Experiment versus supercomputer
Omdat experimentele metingen aan het EUV-spectrum niet helemaal met die aanname overeenkwamen, vermoedden de onderzoekers dat ook de hogere energietoestanden een bijdrage leveren, maar hoe precies was onduidelijk. "De enige manier om daar zekerheid over te krijgen, was door alle mogelijke energietransities in het tin-plasma door te rekenen, maar dat is een vrijwel onmogelijke klus. Het aantal mogelijke overgangen tussen energieniveaus voor elektronen in tin-plasma is meer dan tien miljard."
Alleen een supercomputer heeft voldoende rekencapaciteit voor zulke berekeningen. Daarom zochten de fysici van ARCNL samenwerking met het Los Alamos National Laboratory, dat de beschikking heeft over supercomputers en experts op het gebied van atoomfysica. "We hebben daardoor voor het eerst ontzettend compleet en nauwkeurig in kaart kunnen brengen hoe het tin-plasma EUV licht uitzendt. En dat leverde verrassende inzichten op."
Unieke EUV-bron
Door hun experimenten in het lab te vergelijken met de berekeningen van Los Alamos ontdekten de onderzoekers dat niet alleen elektronen die terugvallen uit de eerste aangeslagen energietoestand licht uitzenden van 13,5 nanometer.

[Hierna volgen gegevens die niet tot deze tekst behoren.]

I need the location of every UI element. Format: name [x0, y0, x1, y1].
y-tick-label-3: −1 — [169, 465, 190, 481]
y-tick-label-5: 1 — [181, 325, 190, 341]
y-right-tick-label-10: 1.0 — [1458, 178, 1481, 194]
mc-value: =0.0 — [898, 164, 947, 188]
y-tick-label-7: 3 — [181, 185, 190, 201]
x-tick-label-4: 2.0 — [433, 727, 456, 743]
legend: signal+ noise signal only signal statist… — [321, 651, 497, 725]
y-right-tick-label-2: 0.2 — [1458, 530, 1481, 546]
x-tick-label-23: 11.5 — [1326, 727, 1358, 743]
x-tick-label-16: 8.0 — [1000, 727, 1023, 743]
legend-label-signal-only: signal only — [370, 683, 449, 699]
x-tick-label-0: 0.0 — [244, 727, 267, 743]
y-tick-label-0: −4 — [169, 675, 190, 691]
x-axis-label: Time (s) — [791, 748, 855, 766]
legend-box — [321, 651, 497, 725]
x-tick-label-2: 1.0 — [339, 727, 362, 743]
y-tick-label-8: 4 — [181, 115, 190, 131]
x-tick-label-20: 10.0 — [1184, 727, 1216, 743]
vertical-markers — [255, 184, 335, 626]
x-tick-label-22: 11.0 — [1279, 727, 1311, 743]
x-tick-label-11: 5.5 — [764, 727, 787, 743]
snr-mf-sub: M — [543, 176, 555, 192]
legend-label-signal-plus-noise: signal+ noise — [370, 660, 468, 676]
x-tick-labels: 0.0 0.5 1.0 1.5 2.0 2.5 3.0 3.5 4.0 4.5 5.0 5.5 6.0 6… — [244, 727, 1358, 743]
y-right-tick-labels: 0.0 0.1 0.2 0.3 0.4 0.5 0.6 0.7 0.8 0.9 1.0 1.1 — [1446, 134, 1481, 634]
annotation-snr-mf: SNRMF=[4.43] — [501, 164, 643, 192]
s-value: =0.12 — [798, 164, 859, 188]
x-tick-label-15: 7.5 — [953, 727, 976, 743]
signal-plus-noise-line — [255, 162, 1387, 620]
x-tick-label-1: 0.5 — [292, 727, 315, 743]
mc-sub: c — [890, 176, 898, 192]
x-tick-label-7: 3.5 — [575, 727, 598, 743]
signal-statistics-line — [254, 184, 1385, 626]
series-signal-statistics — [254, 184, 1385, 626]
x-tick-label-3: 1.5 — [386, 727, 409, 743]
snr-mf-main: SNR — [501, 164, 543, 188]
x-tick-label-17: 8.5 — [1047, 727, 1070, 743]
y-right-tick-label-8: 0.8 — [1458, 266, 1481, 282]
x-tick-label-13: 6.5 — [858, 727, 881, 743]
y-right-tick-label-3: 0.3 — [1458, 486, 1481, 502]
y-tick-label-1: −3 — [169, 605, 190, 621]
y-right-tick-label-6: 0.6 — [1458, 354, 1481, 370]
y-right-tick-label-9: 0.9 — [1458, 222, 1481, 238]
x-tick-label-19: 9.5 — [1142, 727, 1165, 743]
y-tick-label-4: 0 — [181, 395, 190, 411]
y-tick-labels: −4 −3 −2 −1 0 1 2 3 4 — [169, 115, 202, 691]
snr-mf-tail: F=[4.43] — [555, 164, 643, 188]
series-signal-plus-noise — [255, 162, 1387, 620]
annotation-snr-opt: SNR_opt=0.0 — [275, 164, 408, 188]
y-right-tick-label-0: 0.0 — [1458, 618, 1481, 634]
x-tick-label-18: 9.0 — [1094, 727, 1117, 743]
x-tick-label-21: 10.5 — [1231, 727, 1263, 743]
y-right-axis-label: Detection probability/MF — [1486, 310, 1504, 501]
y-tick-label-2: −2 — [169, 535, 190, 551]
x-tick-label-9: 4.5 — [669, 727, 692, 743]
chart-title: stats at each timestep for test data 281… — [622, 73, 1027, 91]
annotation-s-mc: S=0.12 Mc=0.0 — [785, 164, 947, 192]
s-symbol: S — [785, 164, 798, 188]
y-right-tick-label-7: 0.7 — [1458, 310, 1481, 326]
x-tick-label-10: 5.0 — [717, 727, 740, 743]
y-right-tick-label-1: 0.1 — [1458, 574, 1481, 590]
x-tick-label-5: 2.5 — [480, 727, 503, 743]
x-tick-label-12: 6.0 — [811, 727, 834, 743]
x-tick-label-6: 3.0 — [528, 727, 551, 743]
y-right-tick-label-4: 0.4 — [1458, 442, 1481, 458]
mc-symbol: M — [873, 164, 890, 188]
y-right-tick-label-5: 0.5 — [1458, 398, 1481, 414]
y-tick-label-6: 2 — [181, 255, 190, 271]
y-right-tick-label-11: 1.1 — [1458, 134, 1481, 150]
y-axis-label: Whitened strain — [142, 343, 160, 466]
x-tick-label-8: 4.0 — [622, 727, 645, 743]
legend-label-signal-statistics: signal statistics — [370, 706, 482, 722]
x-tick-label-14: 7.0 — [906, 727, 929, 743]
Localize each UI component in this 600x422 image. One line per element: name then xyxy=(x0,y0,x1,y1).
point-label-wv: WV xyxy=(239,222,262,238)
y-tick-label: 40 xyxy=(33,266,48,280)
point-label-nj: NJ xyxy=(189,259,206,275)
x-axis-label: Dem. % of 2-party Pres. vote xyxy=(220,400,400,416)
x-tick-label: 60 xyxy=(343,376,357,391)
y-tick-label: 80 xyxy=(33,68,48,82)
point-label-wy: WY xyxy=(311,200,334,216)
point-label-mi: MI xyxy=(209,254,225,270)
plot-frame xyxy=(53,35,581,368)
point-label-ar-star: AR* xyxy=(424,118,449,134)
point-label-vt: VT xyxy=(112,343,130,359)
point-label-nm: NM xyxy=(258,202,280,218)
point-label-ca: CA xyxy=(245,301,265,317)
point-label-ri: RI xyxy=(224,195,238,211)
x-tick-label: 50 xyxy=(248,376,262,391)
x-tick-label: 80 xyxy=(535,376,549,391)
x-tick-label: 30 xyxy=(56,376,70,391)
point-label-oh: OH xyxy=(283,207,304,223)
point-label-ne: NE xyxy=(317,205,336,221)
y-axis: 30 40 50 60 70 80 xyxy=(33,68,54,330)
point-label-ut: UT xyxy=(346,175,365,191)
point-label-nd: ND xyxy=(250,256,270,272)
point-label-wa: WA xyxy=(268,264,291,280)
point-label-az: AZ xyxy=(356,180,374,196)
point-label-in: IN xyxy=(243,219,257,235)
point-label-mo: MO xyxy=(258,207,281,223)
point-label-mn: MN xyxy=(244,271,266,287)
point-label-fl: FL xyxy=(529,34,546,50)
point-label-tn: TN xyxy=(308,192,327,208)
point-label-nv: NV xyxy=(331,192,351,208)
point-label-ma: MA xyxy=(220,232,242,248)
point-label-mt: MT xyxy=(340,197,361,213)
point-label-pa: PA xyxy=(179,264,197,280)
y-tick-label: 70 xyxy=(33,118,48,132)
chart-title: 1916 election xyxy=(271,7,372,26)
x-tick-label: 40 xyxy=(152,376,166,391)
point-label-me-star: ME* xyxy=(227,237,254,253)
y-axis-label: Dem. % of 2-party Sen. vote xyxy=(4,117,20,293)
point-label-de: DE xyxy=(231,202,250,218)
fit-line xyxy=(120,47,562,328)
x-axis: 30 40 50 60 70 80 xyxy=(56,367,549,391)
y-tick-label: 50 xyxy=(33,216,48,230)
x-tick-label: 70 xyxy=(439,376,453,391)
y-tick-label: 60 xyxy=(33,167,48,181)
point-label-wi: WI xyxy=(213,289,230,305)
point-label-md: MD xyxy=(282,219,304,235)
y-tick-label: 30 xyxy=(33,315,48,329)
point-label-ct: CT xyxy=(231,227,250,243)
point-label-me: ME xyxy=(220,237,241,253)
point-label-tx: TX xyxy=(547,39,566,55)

Ook elektronen in hogere schillen dragen bij, want het energieverschil tussen opeenvolgende aangeslagen toestanden is hetzelfde. "Dat betekent dat élk elektron dat naar een lagere energietoestand terugvalt, bijdraagt aan het uitzenden van 13,5 nanometer licht. Die eigenschap maakt tin-plasma uniek en zo ontzettend geschikt als EUV-bron. Deze verrassende nieuwe kennis kan er in de toekomst mogelijk aan bijdragen dat we de EUV bronnen verder kunnen optimaliseren."